EDITORIAL: Across divide, voters agree on conservation —

EDITORIAL: Across divide, voters agree on conservation

By Staff Writer
The Spokesman-Review

Much is written about the “Cascade Curtain,” the physical divide that embodies a philosophical divide in Washington state. As a general rule, the curtain separates rainy, urbanized and politically liberal Western Washington from the arid, rural and conservative Central and Eastern Washington. These disparate attitudes frequently show up in election results.

In recent decades, the state’s congressional districts honored that split; the boundary separating Central Washington’s 4th District from its West Side counterparts ran right down the spine of the Cascades.

But recent population shifts and the addition of the 10th District forced political mapmakers to reach across the Cascades in order to create districts with equal population; they chose to join suburbs in eastern King and Pierce counties with all of Kittitas and Chelan counties to form the 8th District, represented by Republican Congressman Dave Reichert. That means Ellensburg and Wenatchee share a congressman with cities like Reichert’s hometown of Auburn along with Enumclaw and Bonney Lake.

The 8th District shares more than a congressman, according to a recent survey by Public Opinion Strategies, a national market research company with close ties to the Republican Party; Rep. Reichert is one of its clients. The outfit polled 400 likely voters throughout the district about conservation issues for the Land and Water Conservation Fund, a federal grant program aimed at preserving land, and the state Washington Wildlife and Recreation Program.

According to a memo accompanying the survey, “These voters overwhelmingly say public lands are good for the state; two-thirds reject the idea that we have enough and don’t need more; they say that public lands are good for the economy; and they overwhelmingly believe we have a moral responsibility to care for these lands. In fact, a solid majority say that public lands are one of the best things our government does.”

That wouldn’t be a stunner for suburban Seattle voters. But the survey also broke down some of its results by county. It found 70 percent support districtwide for an increase in funding for state conservation programs like the Washington Wildlife and Recreation Program; it was higher in King County but held at 64 percent in Kittitas County. The question did not specify a funding source or tax increase.
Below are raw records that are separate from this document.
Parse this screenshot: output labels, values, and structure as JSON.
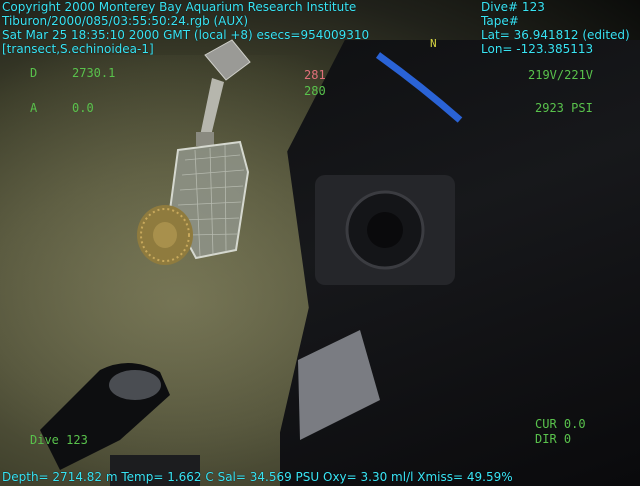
{
  "overlay_top": {
    "copyright": "Copyright 2000 Monterey Bay Aquarium Research Institute",
    "file": "Tiburon/2000/085/03:55:50:24.rgb (AUX)",
    "datetime": "Sat Mar 25 18:35:10 2000 GMT (local +8)  esecs=954009310",
    "tag": "[transect,S.echinoidea-1]",
    "dive": "Dive# 123",
    "tape": "Tape#",
    "lat": "Lat= 36.941812 (edited)",
    "lon": "Lon= -123.385113"
  },
  "overlay_hud": {
    "d_label": "D",
    "d_value": "2730.1",
    "a_label": "A",
    "a_value": "0.0",
    "red_top": "281",
    "red_bottom": "280",
    "voltage": "219V/221V",
    "pressure": "2923 PSI",
    "cur": "CUR 0.0",
    "dir": "DIR 0",
    "dive_small": "Dive 123",
    "compass_n": "N"
  },
  "overlay_bottom": {
    "telemetry": "Depth= 2714.82 m  Temp= 1.662 C  Sal= 34.569 PSU  Oxy= 3.30 ml/l  Xmiss= 49.59%"
  },
  "colors": {
    "hud_cyan": "#39e5f2",
    "hud_green": "#59c24c",
    "hud_red": "#e0707a"
  }
}
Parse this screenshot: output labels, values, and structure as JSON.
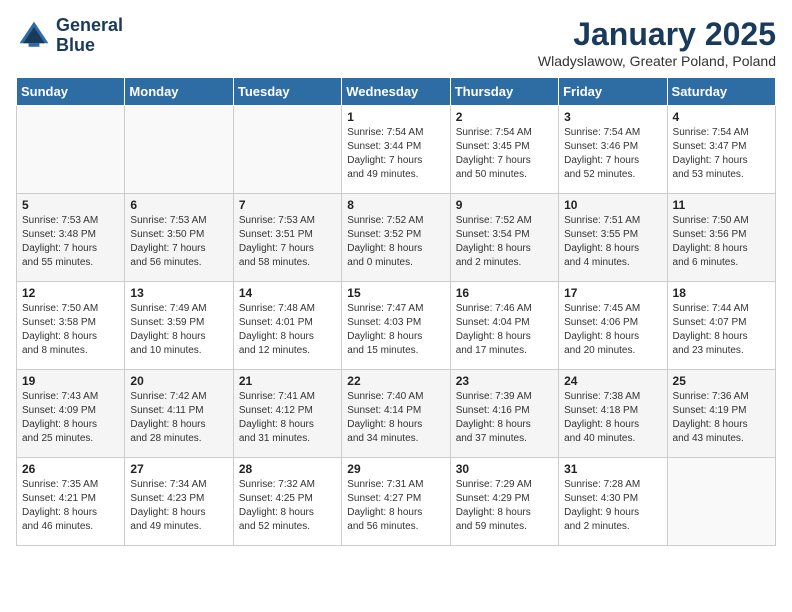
{
  "logo": {
    "line1": "General",
    "line2": "Blue"
  },
  "title": "January 2025",
  "subtitle": "Wladyslawow, Greater Poland, Poland",
  "days_of_week": [
    "Sunday",
    "Monday",
    "Tuesday",
    "Wednesday",
    "Thursday",
    "Friday",
    "Saturday"
  ],
  "weeks": [
    [
      {
        "num": "",
        "info": ""
      },
      {
        "num": "",
        "info": ""
      },
      {
        "num": "",
        "info": ""
      },
      {
        "num": "1",
        "info": "Sunrise: 7:54 AM\nSunset: 3:44 PM\nDaylight: 7 hours\nand 49 minutes."
      },
      {
        "num": "2",
        "info": "Sunrise: 7:54 AM\nSunset: 3:45 PM\nDaylight: 7 hours\nand 50 minutes."
      },
      {
        "num": "3",
        "info": "Sunrise: 7:54 AM\nSunset: 3:46 PM\nDaylight: 7 hours\nand 52 minutes."
      },
      {
        "num": "4",
        "info": "Sunrise: 7:54 AM\nSunset: 3:47 PM\nDaylight: 7 hours\nand 53 minutes."
      }
    ],
    [
      {
        "num": "5",
        "info": "Sunrise: 7:53 AM\nSunset: 3:48 PM\nDaylight: 7 hours\nand 55 minutes."
      },
      {
        "num": "6",
        "info": "Sunrise: 7:53 AM\nSunset: 3:50 PM\nDaylight: 7 hours\nand 56 minutes."
      },
      {
        "num": "7",
        "info": "Sunrise: 7:53 AM\nSunset: 3:51 PM\nDaylight: 7 hours\nand 58 minutes."
      },
      {
        "num": "8",
        "info": "Sunrise: 7:52 AM\nSunset: 3:52 PM\nDaylight: 8 hours\nand 0 minutes."
      },
      {
        "num": "9",
        "info": "Sunrise: 7:52 AM\nSunset: 3:54 PM\nDaylight: 8 hours\nand 2 minutes."
      },
      {
        "num": "10",
        "info": "Sunrise: 7:51 AM\nSunset: 3:55 PM\nDaylight: 8 hours\nand 4 minutes."
      },
      {
        "num": "11",
        "info": "Sunrise: 7:50 AM\nSunset: 3:56 PM\nDaylight: 8 hours\nand 6 minutes."
      }
    ],
    [
      {
        "num": "12",
        "info": "Sunrise: 7:50 AM\nSunset: 3:58 PM\nDaylight: 8 hours\nand 8 minutes."
      },
      {
        "num": "13",
        "info": "Sunrise: 7:49 AM\nSunset: 3:59 PM\nDaylight: 8 hours\nand 10 minutes."
      },
      {
        "num": "14",
        "info": "Sunrise: 7:48 AM\nSunset: 4:01 PM\nDaylight: 8 hours\nand 12 minutes."
      },
      {
        "num": "15",
        "info": "Sunrise: 7:47 AM\nSunset: 4:03 PM\nDaylight: 8 hours\nand 15 minutes."
      },
      {
        "num": "16",
        "info": "Sunrise: 7:46 AM\nSunset: 4:04 PM\nDaylight: 8 hours\nand 17 minutes."
      },
      {
        "num": "17",
        "info": "Sunrise: 7:45 AM\nSunset: 4:06 PM\nDaylight: 8 hours\nand 20 minutes."
      },
      {
        "num": "18",
        "info": "Sunrise: 7:44 AM\nSunset: 4:07 PM\nDaylight: 8 hours\nand 23 minutes."
      }
    ],
    [
      {
        "num": "19",
        "info": "Sunrise: 7:43 AM\nSunset: 4:09 PM\nDaylight: 8 hours\nand 25 minutes."
      },
      {
        "num": "20",
        "info": "Sunrise: 7:42 AM\nSunset: 4:11 PM\nDaylight: 8 hours\nand 28 minutes."
      },
      {
        "num": "21",
        "info": "Sunrise: 7:41 AM\nSunset: 4:12 PM\nDaylight: 8 hours\nand 31 minutes."
      },
      {
        "num": "22",
        "info": "Sunrise: 7:40 AM\nSunset: 4:14 PM\nDaylight: 8 hours\nand 34 minutes."
      },
      {
        "num": "23",
        "info": "Sunrise: 7:39 AM\nSunset: 4:16 PM\nDaylight: 8 hours\nand 37 minutes."
      },
      {
        "num": "24",
        "info": "Sunrise: 7:38 AM\nSunset: 4:18 PM\nDaylight: 8 hours\nand 40 minutes."
      },
      {
        "num": "25",
        "info": "Sunrise: 7:36 AM\nSunset: 4:19 PM\nDaylight: 8 hours\nand 43 minutes."
      }
    ],
    [
      {
        "num": "26",
        "info": "Sunrise: 7:35 AM\nSunset: 4:21 PM\nDaylight: 8 hours\nand 46 minutes."
      },
      {
        "num": "27",
        "info": "Sunrise: 7:34 AM\nSunset: 4:23 PM\nDaylight: 8 hours\nand 49 minutes."
      },
      {
        "num": "28",
        "info": "Sunrise: 7:32 AM\nSunset: 4:25 PM\nDaylight: 8 hours\nand 52 minutes."
      },
      {
        "num": "29",
        "info": "Sunrise: 7:31 AM\nSunset: 4:27 PM\nDaylight: 8 hours\nand 56 minutes."
      },
      {
        "num": "30",
        "info": "Sunrise: 7:29 AM\nSunset: 4:29 PM\nDaylight: 8 hours\nand 59 minutes."
      },
      {
        "num": "31",
        "info": "Sunrise: 7:28 AM\nSunset: 4:30 PM\nDaylight: 9 hours\nand 2 minutes."
      },
      {
        "num": "",
        "info": ""
      }
    ]
  ]
}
Another question dealt with federal offshore drilling fees paid by oil and gas companies that are dedicated to the Land and Conservation Fund. Support was 85 percent in King County but almost as strong in Kittitas County at 81 percent.

Voters throughout the district said they engage in outdoor activities like hiking, horseback riding and hunting, which explains bipartisan support for conservation. Overall, 82 percent of respondents said issues of clean air, clean water and open space will factor into their vote, including 67 percent of Republicans.

Supporters of the programs are touting this data to muster up support for their cause, and certainly they have a political constituency. But what strikes us is this is one issue in which voters across the Cascades are more alike than different.